In realtà, sono due cose: il mappamondo e la tavolozza. Il mappamondo perché da bambino ne avevo nella mia camera da letto con una luce dentro: non riuscivo a dormire senza luce perché avevo paura del buio, così i miei genitori mi hanno messo un mappamondo sulla lampada. Un altro capo molto importante per me perché mi fa sognare è la borsa: quando la indossi, pensi al tuo prossimo viaggio intorno al mondo, anche se per il moneto stai solo viaggiando con la mente. Ho anche tanti mappamondi del XVIII secolo: ne ho alcuni fatti a mano da famiglie portoghesi che non avevano i soldi per comprarne uno, quindi gli hanno realizzati da soli. Ho creato il mio globo astrale con la tecnica del 18 ° secolo, e per quanto riguarda la tavolozza, ne ho forse più di 50 trovate in un mercatino delle pulci, e ognuna di queste in realtà è un’opera contemporanea, perché puoi individuare il colore preferito del pittore che lo possedeva, e se la tavolozza è molto rovinata, significa che il proprietario non aveva molti soldi e ha usato la stessa tavolozza per tutta la vita: è un oggetto con così tante storie al suo interno.

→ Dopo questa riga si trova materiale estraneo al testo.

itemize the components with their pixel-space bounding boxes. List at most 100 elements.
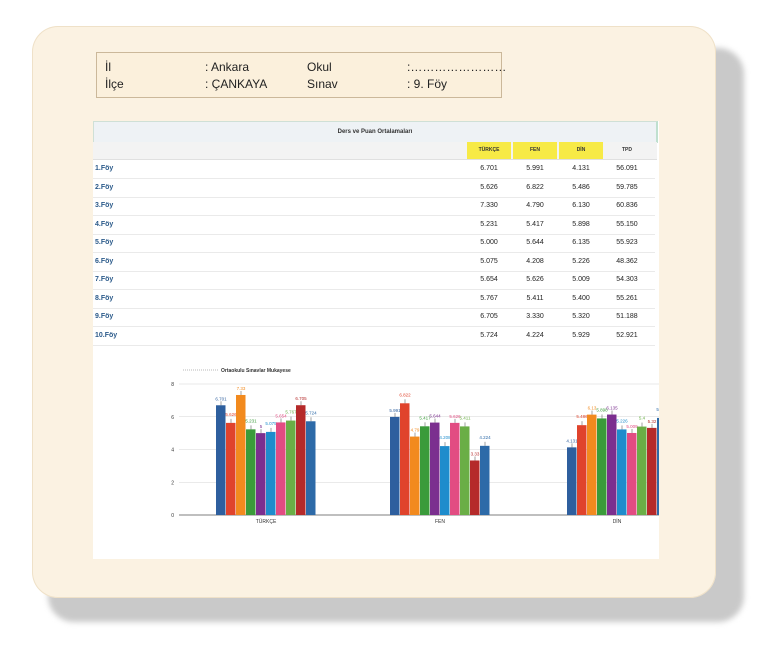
row-cell: 4.208 <box>526 257 544 265</box>
data-label: 5.626 <box>449 414 461 419</box>
bar <box>266 431 276 515</box>
table-row: 6.Föy 5.075 4.208 5.226 48.362 <box>93 253 655 272</box>
x-category-label: FEN <box>435 519 445 525</box>
row-cell: 55.261 <box>616 294 638 302</box>
data-label: 6.701 <box>215 396 227 401</box>
data-label: 5.991 <box>389 408 401 413</box>
row-name: 3.Föy <box>95 202 114 209</box>
row-cell: 56.091 <box>616 165 638 172</box>
header-tpd: TPD <box>622 147 632 153</box>
data-label: 5.724 <box>305 410 317 415</box>
row-cell: 6.822 <box>526 183 544 191</box>
bar <box>286 420 296 515</box>
y-tick-label: 6 <box>171 415 174 421</box>
row-cell: 4.790 <box>526 202 544 209</box>
data-label: 5.32 <box>648 419 657 424</box>
bar <box>647 427 657 515</box>
data-label: 5.075 <box>265 421 277 426</box>
bar <box>410 436 420 515</box>
data-label: 5.898 <box>596 407 608 412</box>
row-cell: 5.654 <box>480 276 498 283</box>
data-label: 5.009 <box>626 424 638 429</box>
bar <box>420 426 430 515</box>
row-cell: 55.923 <box>616 239 638 246</box>
okul-value: :…………………… <box>407 60 507 74</box>
data-label: 5.767 <box>285 410 297 415</box>
data-label: 5.654 <box>275 413 287 418</box>
table-row: 5.Föy 5.000 5.644 6.135 55.923 <box>93 234 655 254</box>
bar <box>460 426 470 515</box>
table-row: 2.Föy 5.626 6.822 5.486 59.785 <box>93 179 655 198</box>
row-cell: 5.644 <box>526 239 544 246</box>
row-cell: 6.135 <box>572 239 590 246</box>
row-name: 5.Föy <box>95 239 114 246</box>
row-name: 4.Föy <box>95 220 114 228</box>
bar <box>256 433 266 515</box>
row-name: 2.Föy <box>95 183 114 191</box>
bar <box>617 429 627 515</box>
data-label: 6.705 <box>295 396 307 401</box>
table-row: 10.Föy 5.724 4.224 5.929 52.921 <box>93 327 655 346</box>
table-title: Ders ve Puan Ortalamaları <box>93 121 658 143</box>
y-tick-label: 2 <box>171 480 174 486</box>
table-row: 4.Föy 5.231 5.417 5.898 55.150 <box>93 216 655 235</box>
row-cell: 5.000 <box>480 239 498 246</box>
row-cell: 5.626 <box>526 276 544 283</box>
table-row: 3.Föy 7.330 4.790 6.130 60.836 <box>93 197 655 217</box>
row-cell: 5.411 <box>526 294 544 302</box>
data-label: 5.226 <box>616 418 628 423</box>
row-name: 1.Föy <box>95 165 114 172</box>
data-label: 5.411 <box>460 415 471 420</box>
row-cell: 5.626 <box>480 183 498 191</box>
row-cell: 5.898 <box>572 220 590 228</box>
data-label: 5.417 <box>419 415 431 420</box>
row-cell: 48.362 <box>616 257 638 265</box>
row-name: 9.Föy <box>95 313 114 320</box>
row-cell: 4.224 <box>526 331 544 339</box>
data-label: 5.4 <box>639 416 646 421</box>
data-label: 5.644 <box>429 414 441 419</box>
row-cell: 4.131 <box>572 165 590 172</box>
bar <box>480 445 490 515</box>
row-name: 6.Föy <box>95 257 114 265</box>
data-label: 4.79 <box>411 428 420 433</box>
row-name: 10.Föy <box>95 331 118 339</box>
x-category-label: DİN <box>613 518 622 525</box>
row-cell: 6.701 <box>480 165 498 172</box>
bar <box>450 422 460 515</box>
data-label: 5.486 <box>576 414 588 419</box>
row-cell: 5.226 <box>572 257 590 265</box>
row-name: 8.Föy <box>95 294 114 302</box>
row-cell: 5.767 <box>480 294 498 302</box>
bar <box>657 417 659 515</box>
row-cell: 60.836 <box>616 202 638 209</box>
il-value: : Ankara <box>205 60 250 74</box>
row-cell: 59.785 <box>616 183 638 191</box>
table-row: 9.Föy 6.705 3.330 5.320 51.188 <box>93 308 655 328</box>
row-cell: 6.705 <box>480 313 498 320</box>
data-label: 5.929 <box>656 407 659 412</box>
data-label: 4.208 <box>439 435 451 440</box>
data-label: 4.224 <box>479 435 491 440</box>
data-label: 3.33 <box>471 451 480 456</box>
table-row: 8.Föy 5.767 5.411 5.400 55.261 <box>93 290 655 309</box>
row-cell: 5.991 <box>526 165 544 172</box>
ilce-label: İlçe <box>105 77 124 91</box>
row-cell: 6.130 <box>572 202 590 209</box>
bar <box>400 403 410 515</box>
row-cell: 5.400 <box>572 294 590 302</box>
data-label: 6.13 <box>588 406 597 411</box>
bar <box>226 422 236 515</box>
data-label: 7.33 <box>237 386 246 391</box>
table-row: 1.Föy 6.701 5.991 4.131 56.091 <box>93 160 655 180</box>
bar <box>430 422 440 515</box>
il-label: İl <box>105 60 111 74</box>
data-label: 4.131 <box>566 438 578 443</box>
data-label: 6.135 <box>606 406 618 411</box>
bar <box>276 422 286 515</box>
bar <box>440 446 450 515</box>
y-tick-label: 8 <box>171 382 174 388</box>
header-turkce: TÜRKÇE <box>467 142 511 159</box>
row-cell: 55.150 <box>616 220 638 228</box>
bar <box>567 447 577 515</box>
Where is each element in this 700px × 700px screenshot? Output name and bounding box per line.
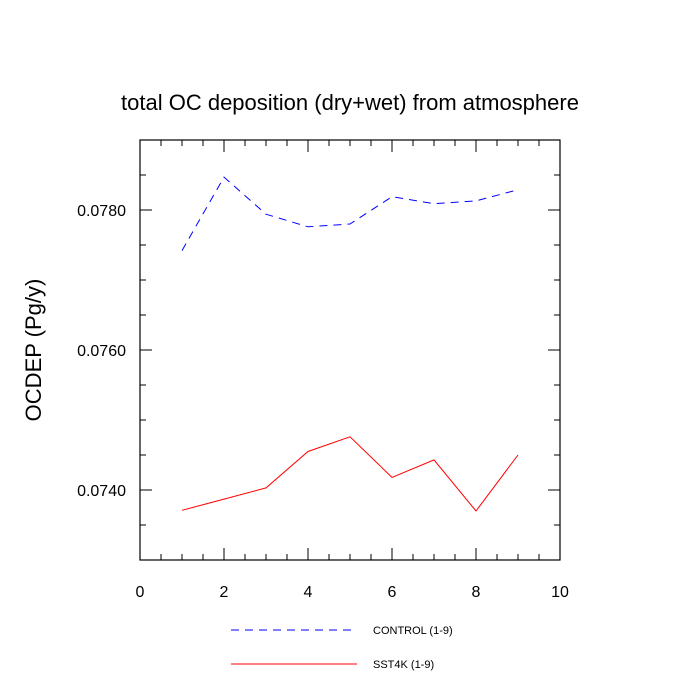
series-line-control	[181, 176, 519, 251]
chart-title: total OC deposition (dry+wet) from atmos…	[121, 90, 579, 115]
series-line-sst4k	[181, 436, 519, 512]
legend-label: SST4K (1-9)	[373, 659, 434, 671]
y-tick-label: 0.0780	[77, 203, 126, 220]
plot-frame	[139, 139, 561, 561]
y-tick-label: 0.0740	[77, 483, 126, 500]
x-tick-label: 10	[551, 584, 569, 601]
legend-label: CONTROL (1-9)	[373, 625, 453, 637]
x-tick-label: 0	[136, 584, 145, 601]
legend: CONTROL (1-9) SST4K (1-9)	[231, 625, 453, 671]
y-axis-label: OCDEP (Pg/y)	[21, 279, 46, 422]
series	[181, 176, 519, 512]
x-tick-label: 4	[304, 584, 313, 601]
y-tick-label: 0.0760	[77, 343, 126, 360]
x-tick-label: 8	[472, 584, 481, 601]
x-tick-label: 2	[220, 584, 229, 601]
axes: 0 2 4 6 8 10 0.0740 0.0760 0.0780	[77, 140, 569, 601]
x-tick-label: 6	[388, 584, 397, 601]
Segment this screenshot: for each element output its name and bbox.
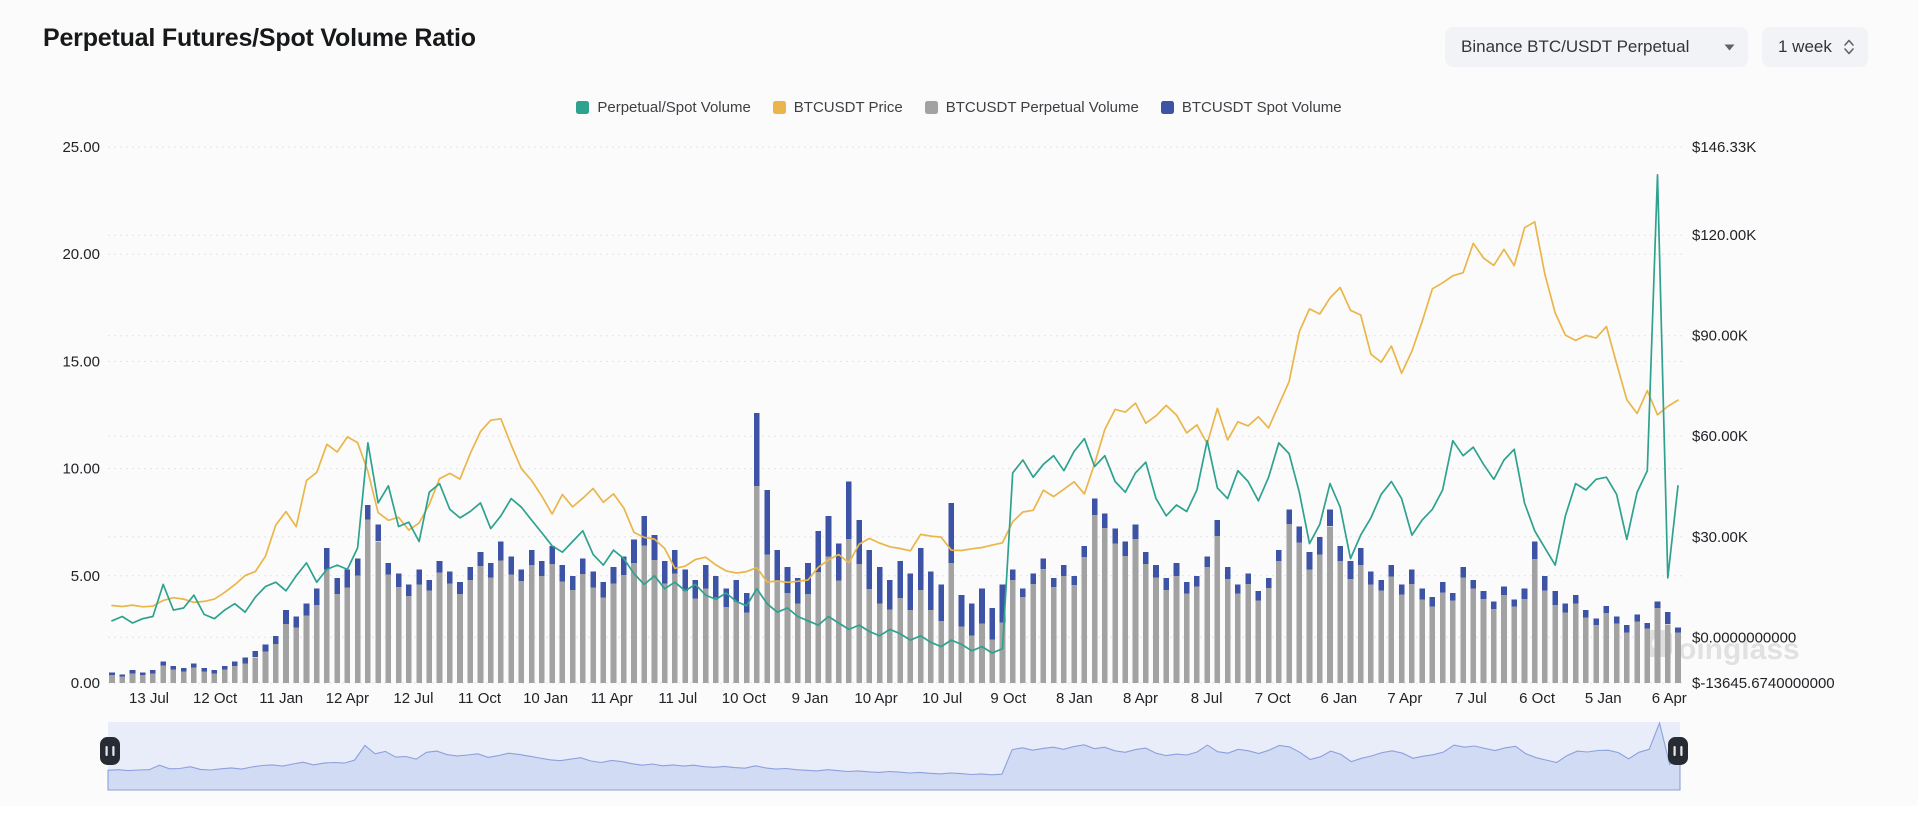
- svg-text:9 Oct: 9 Oct: [990, 690, 1027, 707]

“Ogni singola cosa passata mi ha dato tante idee per creare i miei oggetti”.
Com’è cambiato il tuo rapporto con Parigi nel corso degli anni? In che modo questa città riesce ancora a stupirti?
Parigi è la mia storia d’amore, la più lunga che abbia mai avuto [ride]. Svevo 19 anni quando sono arrivato, come ho già detto. Ne sono rimasto folgorato, aveva tutto ciò di cui potevo aver bisogno, mi sembrava di essere in una cartolina. Quando lavoravo lì, tutto era così bello e sognante. Tutto ciò che c’è è fonte di ispirazione per me ed è per questo che ho iniziato a lavorare sulle illustrazioni di Parigi. Ancora oggi, quando guido la mia Vespa per le strade di Parigi, mi sorprendo del fatto che ci vivo da 20 anni, e mi sento così grata di vivere in un posto così bello e ne sono così fiero, al punto che vedere i turisti a volte mi fa realizzare di non essere una turista, e mi porta ad esclamare: “Ma io ci vivo davvero qui!” [ride]
Qual è il libro sul tuo comodino in questo momento?
Sto leggendo “Munkey Diaries” di Jane Birkin. J’aime beaucoup Jane Birkin!
Qual è l’ultima cosa che hai scoperto di te stesso?
Ho scoperto di amare Milano! [ride] Conoscevo un po’ la città e sono davvero felice di essere tornato qui.
Di solito ti chiediamo “qual è la tua isola felice”, ma nel tuo caso, qual è il tuo Wunderkammer, il luogo delle meraviglie in cui ti senti più felice? Può essere sia fisico che metaforico.
Sono la mia casa in Normandia e il mio studio in Normandia, che si trova in mezzo al giardino, il posto più tranquillo e silenzioso. Sto cercando di andarci ogni fine settimana e di andare a passeggiare lì quando posso. È il posto più tranquillo per me.